Bu haliyle hükme esas alınan bilirkişi raporundaki hesaplamada; sayaç söküm tarihi olan 26/02/2015 tarihinden geriye doğru son bir yıllık hesaplama yapılmış olmakla, söküm işleminden sonra belirlenen ve dava konusu edilmeyen 2.137,358 m3 tüketim yönünden de değerlendirme yapıldığı, bu nedenle dava konusu olmayan dönemi de kapsar şekilde hesaplama yapıldığı anlaşılmıştır.
Hal böyle olunca; mahkemece, hükme esas alınan bilirkişi raporundaki hesaplamanın talebi aştığı gözetilerek bu hususta gerekirse ek rapor alınarak, sadece dava konusu ihbarnameler dolayısıyla haksız tahsil edildiği belirlenen bedellere yönelik hüküm kurulması gerekirken, davacının talebinin aşılması suretiyle sayacın tesisattan söküldüğü tarihi de kapsar şekilde yapılan hesaba göre hüküm kurulması doğru görülmemiş bu husus bozmayı gerektirmiştir.

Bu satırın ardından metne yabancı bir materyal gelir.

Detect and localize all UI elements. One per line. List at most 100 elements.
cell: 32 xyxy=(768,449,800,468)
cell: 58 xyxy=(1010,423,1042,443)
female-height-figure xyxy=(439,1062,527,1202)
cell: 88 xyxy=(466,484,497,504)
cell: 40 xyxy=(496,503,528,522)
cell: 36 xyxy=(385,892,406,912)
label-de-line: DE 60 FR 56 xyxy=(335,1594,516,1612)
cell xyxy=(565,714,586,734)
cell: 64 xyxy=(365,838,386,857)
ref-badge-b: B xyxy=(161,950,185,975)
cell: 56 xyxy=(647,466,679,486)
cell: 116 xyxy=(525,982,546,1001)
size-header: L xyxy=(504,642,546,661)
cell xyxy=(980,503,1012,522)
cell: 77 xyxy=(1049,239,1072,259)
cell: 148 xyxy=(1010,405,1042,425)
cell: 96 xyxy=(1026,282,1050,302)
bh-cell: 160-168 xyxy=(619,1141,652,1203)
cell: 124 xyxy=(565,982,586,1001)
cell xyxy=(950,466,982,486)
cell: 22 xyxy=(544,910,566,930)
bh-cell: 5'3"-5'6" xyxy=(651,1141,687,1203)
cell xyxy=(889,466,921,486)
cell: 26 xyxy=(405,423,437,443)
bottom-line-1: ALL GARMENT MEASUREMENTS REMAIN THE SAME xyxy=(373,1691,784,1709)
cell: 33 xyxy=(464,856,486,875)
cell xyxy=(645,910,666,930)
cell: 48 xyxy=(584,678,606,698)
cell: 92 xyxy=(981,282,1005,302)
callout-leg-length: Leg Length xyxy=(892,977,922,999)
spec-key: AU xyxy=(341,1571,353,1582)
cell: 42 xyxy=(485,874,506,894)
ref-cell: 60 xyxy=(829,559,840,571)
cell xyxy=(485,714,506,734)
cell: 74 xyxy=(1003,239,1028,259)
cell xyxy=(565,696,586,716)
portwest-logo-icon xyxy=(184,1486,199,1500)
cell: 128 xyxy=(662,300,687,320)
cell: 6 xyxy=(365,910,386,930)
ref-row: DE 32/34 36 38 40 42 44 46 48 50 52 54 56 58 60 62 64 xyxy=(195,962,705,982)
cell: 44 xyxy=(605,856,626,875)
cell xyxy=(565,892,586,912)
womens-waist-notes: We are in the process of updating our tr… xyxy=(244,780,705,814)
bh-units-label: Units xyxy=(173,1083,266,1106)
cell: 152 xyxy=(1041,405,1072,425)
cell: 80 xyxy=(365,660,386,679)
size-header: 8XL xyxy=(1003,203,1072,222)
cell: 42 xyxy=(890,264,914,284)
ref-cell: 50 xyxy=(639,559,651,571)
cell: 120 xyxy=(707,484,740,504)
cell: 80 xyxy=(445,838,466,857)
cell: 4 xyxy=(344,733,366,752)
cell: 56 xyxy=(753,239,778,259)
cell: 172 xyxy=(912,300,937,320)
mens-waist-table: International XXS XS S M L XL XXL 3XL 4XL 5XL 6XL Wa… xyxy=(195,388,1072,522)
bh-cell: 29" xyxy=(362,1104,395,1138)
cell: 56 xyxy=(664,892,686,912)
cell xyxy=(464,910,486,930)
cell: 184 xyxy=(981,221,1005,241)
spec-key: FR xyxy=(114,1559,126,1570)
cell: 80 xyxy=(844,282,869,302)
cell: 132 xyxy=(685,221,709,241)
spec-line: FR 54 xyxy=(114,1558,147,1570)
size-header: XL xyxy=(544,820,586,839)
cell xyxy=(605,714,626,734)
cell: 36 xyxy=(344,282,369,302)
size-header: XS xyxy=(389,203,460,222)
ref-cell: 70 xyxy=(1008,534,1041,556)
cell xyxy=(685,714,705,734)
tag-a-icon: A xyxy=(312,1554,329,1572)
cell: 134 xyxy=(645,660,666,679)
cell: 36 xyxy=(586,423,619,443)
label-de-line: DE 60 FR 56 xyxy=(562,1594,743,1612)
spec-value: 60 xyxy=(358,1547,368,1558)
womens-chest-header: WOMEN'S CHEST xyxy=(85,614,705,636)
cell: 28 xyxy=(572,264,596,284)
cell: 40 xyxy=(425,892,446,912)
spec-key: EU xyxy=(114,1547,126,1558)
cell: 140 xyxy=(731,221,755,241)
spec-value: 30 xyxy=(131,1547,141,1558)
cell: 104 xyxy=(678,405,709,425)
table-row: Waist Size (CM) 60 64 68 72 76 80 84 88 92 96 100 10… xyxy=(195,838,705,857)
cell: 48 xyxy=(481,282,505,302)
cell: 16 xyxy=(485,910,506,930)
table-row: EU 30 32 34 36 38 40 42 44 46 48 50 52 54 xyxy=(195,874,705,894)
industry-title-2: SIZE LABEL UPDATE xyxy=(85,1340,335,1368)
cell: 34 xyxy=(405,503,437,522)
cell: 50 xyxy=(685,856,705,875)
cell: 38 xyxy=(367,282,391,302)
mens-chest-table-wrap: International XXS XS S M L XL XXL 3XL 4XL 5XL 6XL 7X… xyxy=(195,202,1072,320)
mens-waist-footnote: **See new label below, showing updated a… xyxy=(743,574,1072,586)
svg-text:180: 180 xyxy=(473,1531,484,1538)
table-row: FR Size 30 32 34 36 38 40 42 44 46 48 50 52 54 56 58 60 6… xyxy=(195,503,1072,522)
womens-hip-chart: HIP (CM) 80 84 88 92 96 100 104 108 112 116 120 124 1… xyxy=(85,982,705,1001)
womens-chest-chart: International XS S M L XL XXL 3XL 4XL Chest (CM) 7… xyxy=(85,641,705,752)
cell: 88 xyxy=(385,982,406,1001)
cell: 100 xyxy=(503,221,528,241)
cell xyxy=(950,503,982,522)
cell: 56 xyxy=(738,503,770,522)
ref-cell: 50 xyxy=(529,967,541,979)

SONUÇ: Yukarıda birinci bentte açıklanan nedenlerle davalının sair temyiz itirazlarının REDDİNE, ikinci bentte açıklanan nedenlerle hükmün HUMK"un 428. maddesi gereğince davalı yararına BOZULMASINA ve peşin alınan temyiz harcının istek halinde temyiz eden davalıya iadesine, 6100 sayılı HMK"nın Geçici Madde 3 atfıyla 1086 sayılı HUMK"un 440. maddesi gereğince karar düzeltme yolu kapalı olmak üzere,16/03/2020 tarihinde oy birliği ile karar verildi.